それから数日経って何が起きたか分かってきた。わたしは溺死しそうなところを釣り人に助けられて救急車で運ばれたのだった。だいぶ流されて酸素を長く取り込んでいないため集中治療室行きとなった。親は「脳障害の可能性がある。覚悟してほしい」と医者に説明を受けた。
集中治療室から小児病棟に移ったあたしは、毎日帰りたい帰りたいと泣き叫び同部屋の子供たちに疎まれた。見るに見かねた看護婦さんに散歩に連れて出してもらい、歩きながら慰めてもらった。
10日程度で無事に退院した。障害は残らなかった。4月、地元の小学校に入学した。

断崖・徴・再会

小学生になりしばらくしたある日。思い出したことがあった。カプセルに入っていたときに見た夢だ。
暗い荒れ地に一人であたしが立っていた。(多分あれはあたしだ)目の前に大きな断崖があった。陽のない荒れ地、断崖、あたし。断崖の向こう側とこちら側の距離は遠い。けれども何とか工夫をすれば渡れるという確信をあたしは持っていた。行くか行かないか悩んでいたら目が覚めた……。

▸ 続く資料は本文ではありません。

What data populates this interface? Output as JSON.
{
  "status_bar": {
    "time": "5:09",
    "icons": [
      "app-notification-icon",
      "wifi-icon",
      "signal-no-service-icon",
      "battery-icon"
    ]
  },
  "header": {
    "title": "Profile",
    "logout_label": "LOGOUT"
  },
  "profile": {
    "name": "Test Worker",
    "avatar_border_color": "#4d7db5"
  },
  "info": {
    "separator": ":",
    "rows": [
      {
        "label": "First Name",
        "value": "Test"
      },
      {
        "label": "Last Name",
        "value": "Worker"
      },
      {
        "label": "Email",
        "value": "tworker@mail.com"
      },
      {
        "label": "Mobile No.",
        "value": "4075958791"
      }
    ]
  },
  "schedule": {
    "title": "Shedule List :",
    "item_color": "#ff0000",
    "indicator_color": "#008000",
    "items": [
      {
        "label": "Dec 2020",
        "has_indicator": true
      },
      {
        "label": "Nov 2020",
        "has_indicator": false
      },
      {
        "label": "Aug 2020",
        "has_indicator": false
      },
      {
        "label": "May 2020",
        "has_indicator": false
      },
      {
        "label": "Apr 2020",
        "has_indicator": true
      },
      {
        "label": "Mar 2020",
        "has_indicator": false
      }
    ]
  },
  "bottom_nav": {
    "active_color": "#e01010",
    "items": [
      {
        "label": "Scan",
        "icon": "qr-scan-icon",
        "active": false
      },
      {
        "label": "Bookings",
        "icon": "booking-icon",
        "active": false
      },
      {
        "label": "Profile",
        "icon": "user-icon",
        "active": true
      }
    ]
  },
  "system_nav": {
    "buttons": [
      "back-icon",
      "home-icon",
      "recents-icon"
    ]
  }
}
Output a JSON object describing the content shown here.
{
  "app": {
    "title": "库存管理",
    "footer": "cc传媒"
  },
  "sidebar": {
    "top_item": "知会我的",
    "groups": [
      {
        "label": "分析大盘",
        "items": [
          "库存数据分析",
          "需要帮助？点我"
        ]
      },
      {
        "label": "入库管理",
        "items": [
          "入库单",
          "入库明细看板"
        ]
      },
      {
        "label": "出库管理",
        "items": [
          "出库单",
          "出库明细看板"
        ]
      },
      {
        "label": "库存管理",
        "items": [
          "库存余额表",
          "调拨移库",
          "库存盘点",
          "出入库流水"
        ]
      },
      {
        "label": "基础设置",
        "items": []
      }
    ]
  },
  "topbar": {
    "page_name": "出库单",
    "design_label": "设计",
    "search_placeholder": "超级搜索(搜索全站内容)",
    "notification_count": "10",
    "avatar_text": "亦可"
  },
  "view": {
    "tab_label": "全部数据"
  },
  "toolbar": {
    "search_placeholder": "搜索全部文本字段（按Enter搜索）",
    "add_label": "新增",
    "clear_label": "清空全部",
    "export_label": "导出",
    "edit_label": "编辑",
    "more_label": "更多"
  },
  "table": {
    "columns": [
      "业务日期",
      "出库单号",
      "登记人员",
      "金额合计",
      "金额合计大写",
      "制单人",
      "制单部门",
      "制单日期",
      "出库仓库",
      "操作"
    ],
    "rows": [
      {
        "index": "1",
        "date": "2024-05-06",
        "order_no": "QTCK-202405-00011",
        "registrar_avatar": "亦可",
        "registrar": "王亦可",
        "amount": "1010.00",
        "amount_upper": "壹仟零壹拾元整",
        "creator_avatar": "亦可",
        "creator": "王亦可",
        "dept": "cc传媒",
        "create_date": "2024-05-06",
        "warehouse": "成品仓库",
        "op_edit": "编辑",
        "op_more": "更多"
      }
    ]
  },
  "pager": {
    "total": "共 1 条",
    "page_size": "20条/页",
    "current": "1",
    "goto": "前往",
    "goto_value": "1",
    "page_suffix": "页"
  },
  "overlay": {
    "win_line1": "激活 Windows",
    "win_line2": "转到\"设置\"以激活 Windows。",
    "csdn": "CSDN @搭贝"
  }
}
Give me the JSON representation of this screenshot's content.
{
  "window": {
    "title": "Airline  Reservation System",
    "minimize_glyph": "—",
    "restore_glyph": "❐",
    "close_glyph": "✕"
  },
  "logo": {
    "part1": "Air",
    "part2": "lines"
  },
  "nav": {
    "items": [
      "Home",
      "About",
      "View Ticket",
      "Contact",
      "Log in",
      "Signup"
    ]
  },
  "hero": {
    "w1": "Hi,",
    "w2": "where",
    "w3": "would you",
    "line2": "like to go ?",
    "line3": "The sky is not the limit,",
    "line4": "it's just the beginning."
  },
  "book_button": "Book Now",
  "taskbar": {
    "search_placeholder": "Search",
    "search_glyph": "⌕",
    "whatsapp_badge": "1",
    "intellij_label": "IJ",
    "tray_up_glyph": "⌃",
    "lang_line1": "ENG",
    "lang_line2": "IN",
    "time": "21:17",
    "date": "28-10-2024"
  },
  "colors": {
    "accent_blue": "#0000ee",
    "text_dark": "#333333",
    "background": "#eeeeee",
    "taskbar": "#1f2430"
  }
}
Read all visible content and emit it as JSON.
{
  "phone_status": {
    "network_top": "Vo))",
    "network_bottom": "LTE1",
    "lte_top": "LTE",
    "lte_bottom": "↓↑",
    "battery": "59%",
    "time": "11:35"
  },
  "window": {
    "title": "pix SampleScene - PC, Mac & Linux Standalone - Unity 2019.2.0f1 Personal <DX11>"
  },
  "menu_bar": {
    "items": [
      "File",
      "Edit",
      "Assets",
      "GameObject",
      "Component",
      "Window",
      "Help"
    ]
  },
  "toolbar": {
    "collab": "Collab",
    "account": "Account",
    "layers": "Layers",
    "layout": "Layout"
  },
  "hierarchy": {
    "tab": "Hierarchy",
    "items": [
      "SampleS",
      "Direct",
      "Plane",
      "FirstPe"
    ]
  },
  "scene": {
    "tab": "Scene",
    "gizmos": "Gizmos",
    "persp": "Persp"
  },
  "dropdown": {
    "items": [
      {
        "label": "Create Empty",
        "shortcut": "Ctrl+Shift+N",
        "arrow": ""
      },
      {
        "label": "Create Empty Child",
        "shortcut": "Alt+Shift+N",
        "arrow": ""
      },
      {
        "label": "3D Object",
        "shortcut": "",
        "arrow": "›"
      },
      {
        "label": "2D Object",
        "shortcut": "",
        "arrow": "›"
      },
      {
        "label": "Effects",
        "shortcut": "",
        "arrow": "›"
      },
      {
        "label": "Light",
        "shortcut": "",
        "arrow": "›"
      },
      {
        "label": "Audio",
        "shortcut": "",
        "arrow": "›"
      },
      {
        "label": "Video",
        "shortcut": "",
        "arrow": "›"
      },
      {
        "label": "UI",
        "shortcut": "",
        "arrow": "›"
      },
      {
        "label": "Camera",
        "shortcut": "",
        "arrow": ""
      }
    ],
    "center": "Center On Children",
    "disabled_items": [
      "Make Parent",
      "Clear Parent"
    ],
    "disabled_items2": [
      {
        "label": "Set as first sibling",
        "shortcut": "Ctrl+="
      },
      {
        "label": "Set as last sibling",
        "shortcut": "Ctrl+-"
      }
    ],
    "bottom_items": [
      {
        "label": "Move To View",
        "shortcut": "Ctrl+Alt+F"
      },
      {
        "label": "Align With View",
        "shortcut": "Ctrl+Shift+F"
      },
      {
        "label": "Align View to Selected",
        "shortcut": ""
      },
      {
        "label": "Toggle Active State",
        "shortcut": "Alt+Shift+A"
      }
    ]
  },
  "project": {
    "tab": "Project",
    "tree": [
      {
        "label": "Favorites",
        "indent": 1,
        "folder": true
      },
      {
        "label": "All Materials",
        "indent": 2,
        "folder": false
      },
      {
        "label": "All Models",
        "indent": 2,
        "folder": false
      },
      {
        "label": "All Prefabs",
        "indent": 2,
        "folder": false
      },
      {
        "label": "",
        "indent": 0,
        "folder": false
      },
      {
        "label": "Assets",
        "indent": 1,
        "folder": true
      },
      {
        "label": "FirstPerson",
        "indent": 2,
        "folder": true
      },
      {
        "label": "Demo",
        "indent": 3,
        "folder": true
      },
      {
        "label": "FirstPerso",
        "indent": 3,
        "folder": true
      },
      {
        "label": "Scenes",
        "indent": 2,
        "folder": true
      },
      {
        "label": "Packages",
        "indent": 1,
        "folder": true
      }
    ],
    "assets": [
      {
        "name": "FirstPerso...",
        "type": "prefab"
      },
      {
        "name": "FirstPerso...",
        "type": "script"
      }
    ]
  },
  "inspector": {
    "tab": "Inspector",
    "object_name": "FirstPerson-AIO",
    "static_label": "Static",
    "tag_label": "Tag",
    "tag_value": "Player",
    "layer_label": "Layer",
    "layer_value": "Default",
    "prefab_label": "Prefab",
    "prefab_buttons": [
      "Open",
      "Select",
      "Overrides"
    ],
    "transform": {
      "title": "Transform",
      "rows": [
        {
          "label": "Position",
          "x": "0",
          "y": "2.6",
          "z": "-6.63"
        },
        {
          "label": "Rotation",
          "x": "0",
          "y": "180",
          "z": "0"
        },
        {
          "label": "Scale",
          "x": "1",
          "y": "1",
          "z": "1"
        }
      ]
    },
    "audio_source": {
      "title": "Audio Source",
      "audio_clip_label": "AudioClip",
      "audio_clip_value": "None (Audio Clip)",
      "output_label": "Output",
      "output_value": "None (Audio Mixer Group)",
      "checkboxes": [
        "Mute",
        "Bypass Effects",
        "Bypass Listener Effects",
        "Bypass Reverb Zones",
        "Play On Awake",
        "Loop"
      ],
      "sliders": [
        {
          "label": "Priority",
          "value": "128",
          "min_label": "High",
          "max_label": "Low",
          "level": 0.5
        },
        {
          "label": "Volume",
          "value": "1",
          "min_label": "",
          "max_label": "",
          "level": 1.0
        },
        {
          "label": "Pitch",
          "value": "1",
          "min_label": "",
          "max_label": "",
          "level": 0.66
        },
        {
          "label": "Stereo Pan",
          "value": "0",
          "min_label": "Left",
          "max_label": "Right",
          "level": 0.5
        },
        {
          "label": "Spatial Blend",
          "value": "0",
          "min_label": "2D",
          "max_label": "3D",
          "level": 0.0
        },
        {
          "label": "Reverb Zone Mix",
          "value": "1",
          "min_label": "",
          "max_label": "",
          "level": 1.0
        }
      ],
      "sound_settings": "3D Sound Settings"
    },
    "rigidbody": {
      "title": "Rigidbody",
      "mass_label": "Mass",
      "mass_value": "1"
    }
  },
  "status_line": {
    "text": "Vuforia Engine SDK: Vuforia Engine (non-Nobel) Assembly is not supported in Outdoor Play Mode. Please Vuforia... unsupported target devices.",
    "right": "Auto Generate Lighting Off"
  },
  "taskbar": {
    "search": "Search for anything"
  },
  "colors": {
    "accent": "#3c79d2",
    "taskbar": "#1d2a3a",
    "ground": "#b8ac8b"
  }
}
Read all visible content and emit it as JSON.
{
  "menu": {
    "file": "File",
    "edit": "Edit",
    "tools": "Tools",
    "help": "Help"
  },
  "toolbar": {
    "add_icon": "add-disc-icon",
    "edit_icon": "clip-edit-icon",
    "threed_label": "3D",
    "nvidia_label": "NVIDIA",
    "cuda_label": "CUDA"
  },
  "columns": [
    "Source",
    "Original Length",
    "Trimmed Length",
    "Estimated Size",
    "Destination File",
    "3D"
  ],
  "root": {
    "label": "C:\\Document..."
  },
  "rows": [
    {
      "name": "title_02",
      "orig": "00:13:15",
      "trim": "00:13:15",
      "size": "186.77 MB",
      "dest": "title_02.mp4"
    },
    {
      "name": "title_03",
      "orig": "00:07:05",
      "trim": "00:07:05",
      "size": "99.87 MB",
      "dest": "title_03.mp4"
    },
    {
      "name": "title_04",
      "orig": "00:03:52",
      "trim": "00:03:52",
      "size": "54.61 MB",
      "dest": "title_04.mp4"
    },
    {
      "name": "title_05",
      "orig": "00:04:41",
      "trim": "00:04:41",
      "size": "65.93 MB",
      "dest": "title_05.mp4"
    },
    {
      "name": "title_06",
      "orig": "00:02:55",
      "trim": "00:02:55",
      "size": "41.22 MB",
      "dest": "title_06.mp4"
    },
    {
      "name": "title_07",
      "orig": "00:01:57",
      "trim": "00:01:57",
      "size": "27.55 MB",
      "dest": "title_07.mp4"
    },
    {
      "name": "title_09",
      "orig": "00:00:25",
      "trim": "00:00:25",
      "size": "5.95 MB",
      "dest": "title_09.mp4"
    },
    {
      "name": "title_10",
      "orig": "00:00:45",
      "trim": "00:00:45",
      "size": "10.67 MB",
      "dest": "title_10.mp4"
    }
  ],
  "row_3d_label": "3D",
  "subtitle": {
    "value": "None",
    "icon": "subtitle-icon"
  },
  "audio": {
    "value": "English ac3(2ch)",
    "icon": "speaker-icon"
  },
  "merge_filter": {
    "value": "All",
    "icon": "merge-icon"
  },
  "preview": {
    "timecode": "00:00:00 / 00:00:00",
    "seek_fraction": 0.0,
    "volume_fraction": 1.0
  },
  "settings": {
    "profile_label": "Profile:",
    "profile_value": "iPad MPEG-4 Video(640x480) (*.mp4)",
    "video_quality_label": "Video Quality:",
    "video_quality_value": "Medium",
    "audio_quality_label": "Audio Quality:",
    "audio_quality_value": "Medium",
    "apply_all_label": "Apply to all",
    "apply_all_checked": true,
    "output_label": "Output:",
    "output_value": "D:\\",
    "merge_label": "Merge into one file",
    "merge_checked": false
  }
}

たとえばそれを臨死体験と名付けることはできそうだが、見たのは助かってから数日後のはずだから、そう言い切るのは違う気がする。
今でも夢の意味を考えるときがある。色々な仮説があるが、その一つが「サイン」だ。世の中には自分の力では解決できないことが存在する。それに出遭うと、巡り合わせによっては命を落とすことがある。そういう「現実」と「夢見がち」な幼年期の間に引かれた大きな徴。それが断崖として現れたのかもしれない。

1年くらい前、母が運転する車でその川の横を通った。川を横目に見た母は顔をしかめて「早く行こう……」とつぶやいた。あたしは川をよく見てみた。とても小さな川だ。だが流れは強そうだ。流されたら助からないと思う。